Gravidez & Aborto
Histórias da Santa Madre
Os sete pecados mortais do NÃO
"Concorda com a despenalização da interrupção
voluntária da gravidez, se realizada por opção da mulher,
nas primeiras dez semanas, em estabelecimento de saúde legalmente
autorizado?"
Pergunta a referendar em 11 de Fevereiro.
O arsenal do
Não
contém a habitual metralha de argumentos, alguns roçando a
astúcia sofística, outros nimbados de sentimentalismo
misericordioso. No nosso entendimento, merecem ser ordenados e classificados
como os Sete Pecados Mortais do Não. Sempre fugindo da pergunta do
referendo, pois reconhecem que é objectiva, directa, simples, clara.
Sabendo que tudo têm a perder com uma abordagem no plano da legalidade e
no plano da realidade, procuram interromper voluntariamente a gravidez dos
cérebros. Ao objectivo respondem com o subjectivo. Ao concreto respondem
com o abstracto. Ao diálogo respondem com a cólera.
Primeiro Pecado:
aborto totalmente livre. É uma deturpação da pergunta
referendária. Trata-se somente de expurgar da lei (Artigo 140º do
Código Penal) a criminalização das mulheres que recorram
à IVG nas primeiras dez semanas. Após este período, a lei
continua a prever sanção penal. O refrão da
liberalização não passa de uma figura de estilo verbal
para radicalizar posições, tendências e
convicções. Constitui um dos métodos clássicos da
chamada
propaganda negra.
Segundo Pecado:
a imagem dos
embriões
que, por sistema, irrompem nas bandas desenhadas do
Não
quase sugerem um
superman,
com dentes para mastigar um cozido à portuguesa ou, pelo menos, apto a
empunhar uma bandeira na barriga da mãe. Já na cruzada de 1998 se
soube, nos círculos mais atentos, que o alentado candidato a nascituro
fora abusivamente reproduzido de um compêndio americano, ocultando-se o
estado mais avançado da gestação.
Terceiro Pecado:
o amorfo vital, pelo especialista Albino Aroso comparado a uma espécie
de ovo de galinha ou feijão, tem sido apresentado como um ser humano com
personalidade, partindo-se deste pressuposto para tocar nas cordas
sensíveis da vítima indefesa, tombada às mãos de
carniceiros.

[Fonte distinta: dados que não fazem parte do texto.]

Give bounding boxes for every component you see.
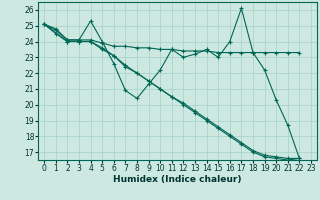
X-axis label: Humidex (Indice chaleur): Humidex (Indice chaleur) bbox=[113, 175, 242, 184]
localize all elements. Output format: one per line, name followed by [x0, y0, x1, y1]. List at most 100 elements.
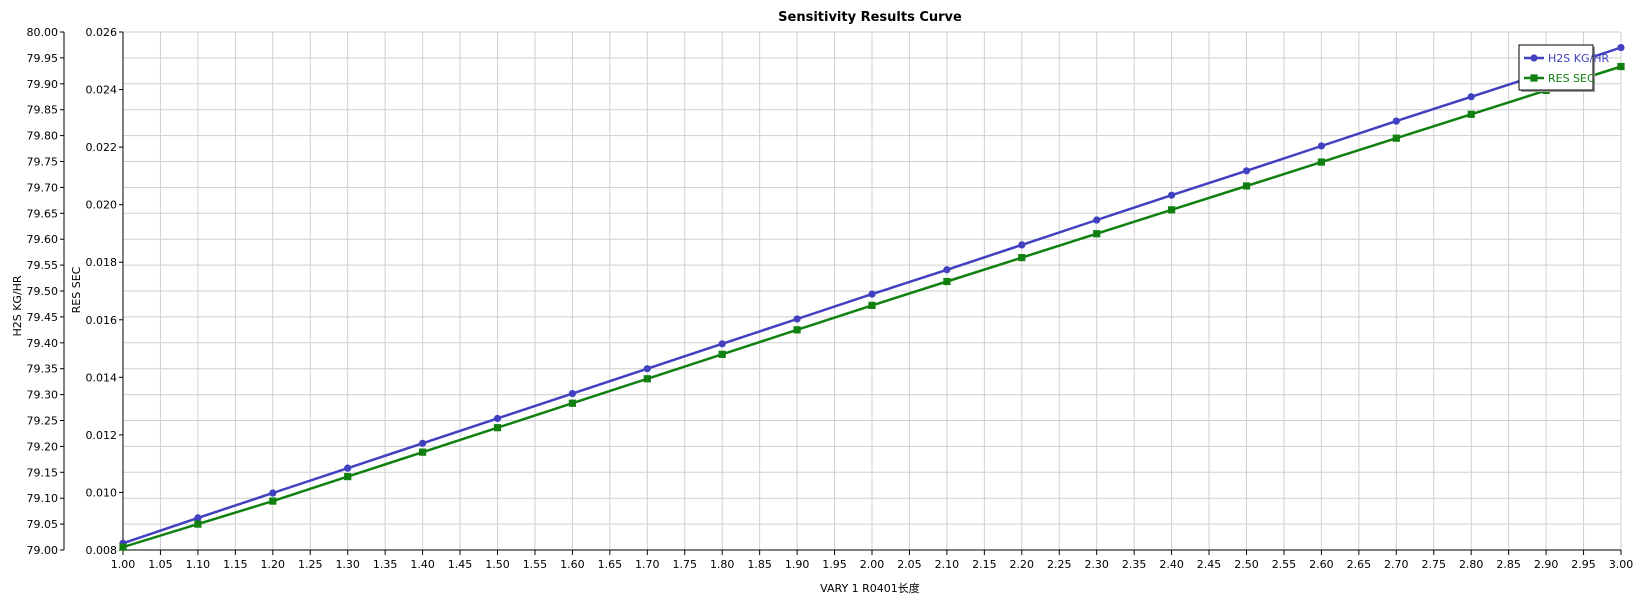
y-tick-label-h2s: 79.05	[27, 518, 59, 531]
x-tick-label: 1.40	[410, 558, 435, 571]
data-point	[1392, 134, 1400, 142]
y-tick-label-h2s: 79.65	[27, 207, 59, 220]
y-tick-label-h2s: 79.45	[27, 311, 59, 324]
data-point	[269, 489, 277, 497]
grid	[122, 31, 1622, 551]
x-tick-label: 2.85	[1496, 558, 1521, 571]
x-tick-label: 2.20	[1010, 558, 1035, 571]
data-point	[194, 514, 202, 522]
axes: 1.00 1.05 1.10 1.15 1.20 1.25 1.30 1.35 1.40 1.45…	[27, 26, 1634, 571]
y-tick-label-res-sec: 0.008	[86, 544, 118, 557]
x-tick-label: 1.60	[560, 558, 585, 571]
data-point	[1617, 43, 1625, 52]
legend[interactable]: H2S KG/HR RES SEC	[1518, 44, 1609, 92]
y-tick-label-res-sec: 0.018	[86, 256, 118, 269]
y-tick-label-h2s: 79.30	[27, 389, 59, 402]
x-tick-label: 3.00	[1609, 558, 1634, 571]
x-tick-label: 2.75	[1422, 558, 1447, 571]
x-tick-label: 1.10	[186, 558, 211, 571]
data-point	[718, 350, 726, 358]
x-tick-label: 2.40	[1159, 558, 1184, 571]
data-point	[1018, 241, 1026, 249]
x-tick-label: 2.55	[1272, 558, 1297, 571]
series-h2s	[119, 43, 1625, 547]
legend-item[interactable]: H2S KG/HR	[1524, 52, 1609, 65]
x-tick-label: 1.45	[448, 558, 473, 571]
x-tick-label: 1.55	[523, 558, 548, 571]
y-tick-label-h2s: 79.25	[27, 415, 59, 428]
data-point	[1467, 93, 1475, 101]
y-tick-label-h2s: 79.60	[27, 233, 59, 246]
y-tick-label-res-sec: 0.010	[86, 486, 118, 499]
x-tick-label: 1.15	[223, 558, 248, 571]
data-point	[493, 424, 502, 432]
data-point	[493, 414, 502, 423]
y-tick-label-h2s: 79.55	[27, 259, 59, 272]
y-tick-label-h2s: 79.90	[27, 78, 59, 91]
x-tick-label: 2.10	[935, 558, 960, 571]
x-tick-label: 1.00	[111, 558, 136, 571]
series-res-sec	[119, 62, 1625, 551]
y-tick-label-res-sec: 0.014	[86, 371, 118, 384]
y-tick-label-h2s: 79.00	[27, 544, 59, 557]
data-point	[1467, 110, 1475, 118]
x-tick-label: 1.90	[785, 558, 810, 571]
data-point	[868, 290, 876, 298]
y-tick-label-res-sec: 0.020	[86, 199, 118, 212]
y-tick-label-res-sec: 0.012	[86, 429, 118, 442]
data-point	[868, 301, 876, 309]
x-tick-label: 1.05	[148, 558, 173, 571]
y-tick-label-h2s: 79.80	[27, 130, 59, 143]
data-point	[344, 464, 352, 472]
y-tick-label-h2s: 79.70	[27, 181, 59, 194]
data-point	[1168, 191, 1176, 199]
data-point	[1242, 167, 1251, 175]
data-point	[793, 315, 801, 323]
y-tick-label-h2s: 79.95	[27, 52, 59, 65]
x-tick-label: 1.50	[485, 558, 510, 571]
x-tick-label: 2.05	[897, 558, 922, 571]
y-axis-label-res-sec: RES SEC	[70, 266, 83, 313]
y-tick-label-res-sec: 0.024	[86, 84, 118, 97]
data-point	[643, 365, 651, 373]
legend-label: H2S KG/HR	[1548, 52, 1609, 65]
data-point	[269, 497, 277, 505]
x-tick-label: 1.30	[335, 558, 360, 571]
legend-item[interactable]: RES SEC	[1524, 72, 1595, 85]
y-tick-label-h2s: 79.75	[27, 156, 59, 169]
x-tick-label: 2.80	[1459, 558, 1484, 571]
chart-title: Sensitivity Results Curve	[778, 10, 962, 25]
x-tick-label: 1.80	[710, 558, 735, 571]
y-tick-label-h2s: 79.20	[27, 440, 59, 453]
x-tick-label: 2.90	[1534, 558, 1559, 571]
x-tick-label: 2.70	[1384, 558, 1409, 571]
data-point	[1168, 206, 1176, 214]
x-tick-label: 1.65	[598, 558, 623, 571]
data-point	[1242, 182, 1251, 190]
y-tick-label-h2s: 79.35	[27, 363, 59, 376]
x-tick-label: 2.30	[1084, 558, 1109, 571]
data-point	[1617, 62, 1625, 71]
series-layer	[119, 43, 1625, 551]
data-point	[793, 326, 801, 334]
data-point	[643, 375, 651, 383]
x-tick-label: 2.25	[1047, 558, 1072, 571]
data-point	[1317, 158, 1325, 166]
x-tick-label: 2.45	[1197, 558, 1222, 571]
y-tick-label-res-sec: 0.016	[86, 314, 118, 327]
data-point	[419, 448, 427, 456]
x-tick-label: 2.65	[1347, 558, 1372, 571]
x-tick-label: 1.95	[822, 558, 847, 571]
x-tick-label: 1.75	[673, 558, 698, 571]
data-point	[1018, 254, 1026, 262]
data-point	[943, 266, 951, 274]
y-tick-label-h2s: 80.00	[27, 26, 59, 39]
data-point	[1093, 216, 1101, 224]
x-tick-label: 1.70	[635, 558, 660, 571]
x-tick-label: 2.60	[1309, 558, 1334, 571]
y-axis-label-h2s: H2S KG/HR	[11, 275, 24, 336]
legend-label: RES SEC	[1548, 72, 1595, 85]
x-tick-label: 1.85	[747, 558, 772, 571]
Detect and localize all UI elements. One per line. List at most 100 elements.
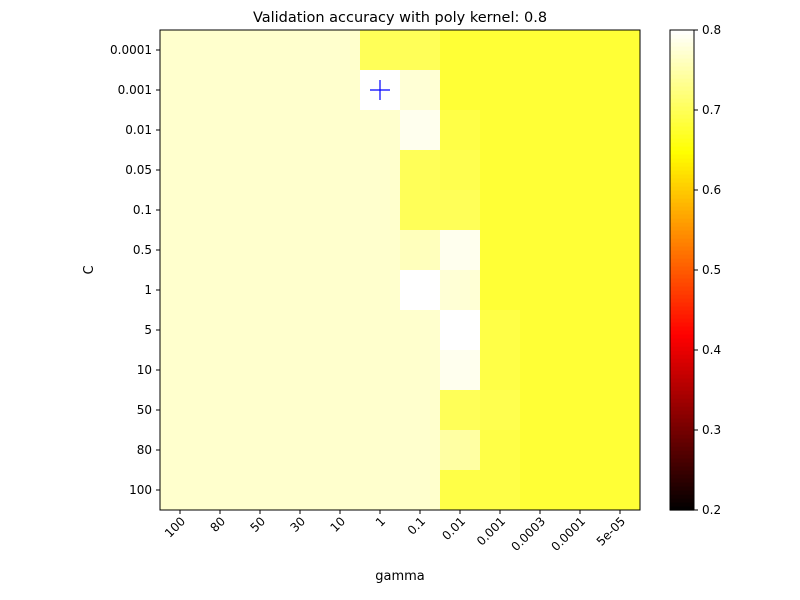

Acontece que, para lá do abuso da invocação
da ciência, a revisão da lei não vai provocar a
interrupção de qualquer personalidade. O aborto existirá
altere-se a lei ou não. Trata-se tão só e somente de
introduzir uma nova escala de graduação penal e ao mesmo tempo de
integrar no espaço visível (da saúde Pública) uma
dilacerante situação de facto.
Quarto Pecado:
os adeptos do
Sim
defendem o aborto. Acusação delirante: apenas propugnam e
não desistem de propugnar pela despenalização da IVG
até às dez semanas, advogando condições
assistenciais compatíveis com os requisitos do acto e da dignidade da
intervencionada. Ninguém, no seu são juízo, defende o
aborto por prazer ou como método contraceptivo. Na verdade, cremos que
ninguém defende o aborto, excluindo, claro, os industriais e negociantes
de carne clandestina. Ficaria bem ao sector político do Não meter
a mão na dita consciência. Haveria, se a honestidade ainda for
tida em consideração nas suas teses, que tem sido o
responsável-mor da desinformação reinante. Milhares de
abortos teriam sido evitados se os seus governos em 34 anos de Regime
Democrático tivessem sinceramente apostado na educação
sexual nas escolas e no meio familiar e simultaneamente no planeamento
reprodutivo. Mas não. O sector do
Não
tem sistematicamente congelado ou boicotado todos os programas. Só
recoloca a sua pertinência na Agenda das Preocupações
quando surge o debate público ou parlamentar da IVG. Obviamente: para
desorientar indecisos e bem-intencionados-apontando uma falsa e inconvicta
alternativa. Falsa, porque nunca a quis implementar nem apoiar e falsa, porque,
embora tal política de prevenção continue a ser urgente e
imprescindível, não soluciona quanto escapa às malhas
pedagógicas e de aconselhamento.
Quinto Pecado:
a despenalização provocará o aumento de abortos e o caos
na rede pública hospitalar, sob o pretexto de que os serviços
não se acham preparados para a nova solicitação. Ora, como
se comprova pelos dados das autoridades de Saúde da Holanda e da
Bélgica, com a despenalização e o estancamento das redes
clandestinas e a acção educativa, a taxa abortiva
retraíu-se. É possível despenalizar e diminuir a
incidência do expediente interruptivo. Ora, as autoridades
sanitárias já repetidamente esclareceram: as
instituições estatais já atendem cerca de 1.000 casos/ano
de utentes com complicações pós-aborto clandestino, pelo
que até existe tradição de acompanhamento de
interrupções desastradas, estando, entretanto, os
responsáveis a estudar dispositivos de acolhimento de acordo com o
nível de procura, no quadro de eventual aprovação da lei.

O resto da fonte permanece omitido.